Ryan Huggins regularly paints things he sees, at times with the intention of preserving them for posterity. His recent drawings and paintings have often been based on his impressions of cruising spaces, gay saunas, or queer parties; all sites of community and faggotry that carry tender historical significance as well as contemporary momentum.
This new body of works consists of small- to medium-sized paintings made with oil on linen. They depict scenes from two German gay bars, one in Berlin called Tabasco and one in Düsseldorf called Comeback. Both have been around for a minute and came from a generation of places that gradually became vital for sex work and adjacent transactional desires. Huggins frequented them both. He spent time there, observing, understanding, following their operational codes, how they are, how they feel, how they come alive at night. Even though many sex workers now prefer to ply their trade online,
these are spaces where good old fashioned hustling still pays off.

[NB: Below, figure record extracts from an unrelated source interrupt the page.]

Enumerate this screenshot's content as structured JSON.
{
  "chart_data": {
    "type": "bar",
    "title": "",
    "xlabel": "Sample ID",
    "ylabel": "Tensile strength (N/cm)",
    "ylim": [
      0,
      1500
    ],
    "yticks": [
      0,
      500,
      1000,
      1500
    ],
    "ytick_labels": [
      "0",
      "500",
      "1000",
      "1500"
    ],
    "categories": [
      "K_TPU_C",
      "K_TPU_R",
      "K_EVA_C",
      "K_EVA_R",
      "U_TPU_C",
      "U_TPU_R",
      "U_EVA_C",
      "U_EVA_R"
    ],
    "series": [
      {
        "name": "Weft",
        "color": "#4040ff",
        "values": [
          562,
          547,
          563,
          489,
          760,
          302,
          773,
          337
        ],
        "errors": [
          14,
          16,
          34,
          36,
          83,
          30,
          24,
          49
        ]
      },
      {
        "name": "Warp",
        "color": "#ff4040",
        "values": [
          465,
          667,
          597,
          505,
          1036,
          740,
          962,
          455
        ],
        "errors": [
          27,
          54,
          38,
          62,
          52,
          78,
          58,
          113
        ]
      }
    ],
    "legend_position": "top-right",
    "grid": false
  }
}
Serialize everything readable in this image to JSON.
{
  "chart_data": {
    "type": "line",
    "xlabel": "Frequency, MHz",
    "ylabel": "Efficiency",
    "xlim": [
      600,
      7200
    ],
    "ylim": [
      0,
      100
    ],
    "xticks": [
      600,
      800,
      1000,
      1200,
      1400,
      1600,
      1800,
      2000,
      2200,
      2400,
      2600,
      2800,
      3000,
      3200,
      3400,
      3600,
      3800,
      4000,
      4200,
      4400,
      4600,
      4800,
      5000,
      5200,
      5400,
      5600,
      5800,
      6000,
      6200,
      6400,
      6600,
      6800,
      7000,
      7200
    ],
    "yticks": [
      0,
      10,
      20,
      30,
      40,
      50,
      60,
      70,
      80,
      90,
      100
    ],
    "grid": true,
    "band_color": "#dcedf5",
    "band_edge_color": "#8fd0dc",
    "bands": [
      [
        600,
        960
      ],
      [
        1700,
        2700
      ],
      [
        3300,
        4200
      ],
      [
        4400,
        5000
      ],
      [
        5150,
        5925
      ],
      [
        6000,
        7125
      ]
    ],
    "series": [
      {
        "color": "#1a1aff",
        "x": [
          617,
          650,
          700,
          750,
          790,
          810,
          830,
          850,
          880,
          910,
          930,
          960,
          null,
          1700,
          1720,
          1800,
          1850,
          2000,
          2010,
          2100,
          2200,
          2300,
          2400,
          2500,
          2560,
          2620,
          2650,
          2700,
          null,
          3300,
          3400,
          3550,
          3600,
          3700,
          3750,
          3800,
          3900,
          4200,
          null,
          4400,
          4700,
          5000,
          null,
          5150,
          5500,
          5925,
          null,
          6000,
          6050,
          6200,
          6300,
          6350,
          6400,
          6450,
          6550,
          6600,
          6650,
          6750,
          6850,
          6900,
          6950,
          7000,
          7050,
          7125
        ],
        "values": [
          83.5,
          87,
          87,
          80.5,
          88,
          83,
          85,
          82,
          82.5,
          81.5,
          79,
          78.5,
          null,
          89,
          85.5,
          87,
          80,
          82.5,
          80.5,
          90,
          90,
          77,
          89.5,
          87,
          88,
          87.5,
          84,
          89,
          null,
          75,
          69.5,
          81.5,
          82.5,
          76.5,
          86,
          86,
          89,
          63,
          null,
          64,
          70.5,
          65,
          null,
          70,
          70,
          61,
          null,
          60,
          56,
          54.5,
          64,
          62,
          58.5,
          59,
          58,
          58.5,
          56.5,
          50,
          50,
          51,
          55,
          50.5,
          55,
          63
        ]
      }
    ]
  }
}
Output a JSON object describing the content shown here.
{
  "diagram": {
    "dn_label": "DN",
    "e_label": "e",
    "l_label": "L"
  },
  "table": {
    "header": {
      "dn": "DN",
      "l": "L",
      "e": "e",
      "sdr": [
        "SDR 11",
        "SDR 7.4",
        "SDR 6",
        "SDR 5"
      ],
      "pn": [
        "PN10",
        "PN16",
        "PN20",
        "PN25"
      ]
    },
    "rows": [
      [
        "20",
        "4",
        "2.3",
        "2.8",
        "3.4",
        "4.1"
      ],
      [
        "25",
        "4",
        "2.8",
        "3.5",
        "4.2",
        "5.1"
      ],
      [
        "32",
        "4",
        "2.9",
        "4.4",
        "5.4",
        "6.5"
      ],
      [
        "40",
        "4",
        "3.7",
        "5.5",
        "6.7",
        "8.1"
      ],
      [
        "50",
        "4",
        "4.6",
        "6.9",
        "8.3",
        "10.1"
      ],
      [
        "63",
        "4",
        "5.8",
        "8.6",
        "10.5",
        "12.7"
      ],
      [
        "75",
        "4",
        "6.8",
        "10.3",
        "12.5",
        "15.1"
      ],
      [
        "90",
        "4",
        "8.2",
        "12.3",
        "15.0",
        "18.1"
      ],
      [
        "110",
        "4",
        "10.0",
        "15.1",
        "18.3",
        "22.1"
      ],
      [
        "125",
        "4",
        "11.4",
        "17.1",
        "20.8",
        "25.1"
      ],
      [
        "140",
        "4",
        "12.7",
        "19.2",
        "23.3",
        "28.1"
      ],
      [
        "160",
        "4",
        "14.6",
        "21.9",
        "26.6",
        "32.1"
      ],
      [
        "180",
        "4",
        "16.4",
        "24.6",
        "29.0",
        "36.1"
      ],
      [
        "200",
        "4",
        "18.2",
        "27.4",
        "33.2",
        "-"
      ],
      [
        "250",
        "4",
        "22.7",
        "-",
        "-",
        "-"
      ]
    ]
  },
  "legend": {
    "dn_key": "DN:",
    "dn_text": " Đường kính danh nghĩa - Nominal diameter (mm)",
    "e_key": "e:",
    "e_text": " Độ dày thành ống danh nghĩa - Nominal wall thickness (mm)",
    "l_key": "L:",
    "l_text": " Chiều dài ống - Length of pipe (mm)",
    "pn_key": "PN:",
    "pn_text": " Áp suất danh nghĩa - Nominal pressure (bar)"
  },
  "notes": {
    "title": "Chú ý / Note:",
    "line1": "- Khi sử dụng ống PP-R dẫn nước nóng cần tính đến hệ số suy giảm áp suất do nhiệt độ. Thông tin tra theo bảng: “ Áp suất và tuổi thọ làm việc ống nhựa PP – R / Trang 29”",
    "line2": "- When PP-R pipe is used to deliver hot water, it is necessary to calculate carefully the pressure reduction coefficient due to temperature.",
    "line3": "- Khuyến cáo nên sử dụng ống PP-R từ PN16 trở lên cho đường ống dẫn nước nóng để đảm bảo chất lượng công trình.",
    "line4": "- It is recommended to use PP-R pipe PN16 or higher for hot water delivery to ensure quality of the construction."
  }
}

The works offer a deeply personal impression of the scenes that unfold at night in these bars. In both cases, the setting is similar. There are boys dancing in their underwear, hidden rooms that would
take a minute for a newcomer to discover, where men sit alongside raised platforms, lustfully staring and touching themselves, while others put on a sex show. Some are playing pool, walking around
frantically, or dancing along awkwardly to whatever the radio decides to bang out. But there are also places for communion and conversation, of the kind that makes one’s eyes sparkle and breath rush. There’s little in the way of reportage to be found here, no moralizing stories of sadness and exclusion. Some of these men are real, others drawn out of allusion, memory, and imagination. None of the works set out to give an authoritative account and instead give partial testimony to the beauty and
messiness of queer existence.
The sites transform into something like a commons for faggotry and communal rentals made for quick thrills and loving afternoons. One could say they become para-institutional spaces where queerness occurs, or at least one of its countless iterations—where it is fostered, where closeness breathes out loud, and where the transactionality of love and labor spews out all over the sticky dance floor. The paintings do not claim to show us things as they are; they are images born of impressions in the now, the moments Ryan spent inside them. Seen, felt, and then reworked, these scenes breathe fresh air into a homosphere that was gasping for it.
I find Ryan Huggins’ perspective on bars like Tabasco and Comeback a thoughtful take on a nonconforming experience of being in the world. It’s about how we decide to fill our shoes and put on our bras each day. A faggy kind of masculinity that becomes a spatial thing. It needs its dimly lit corners.
It requires hands on experience, screams for quick thrills, and is paid up front. Cash only.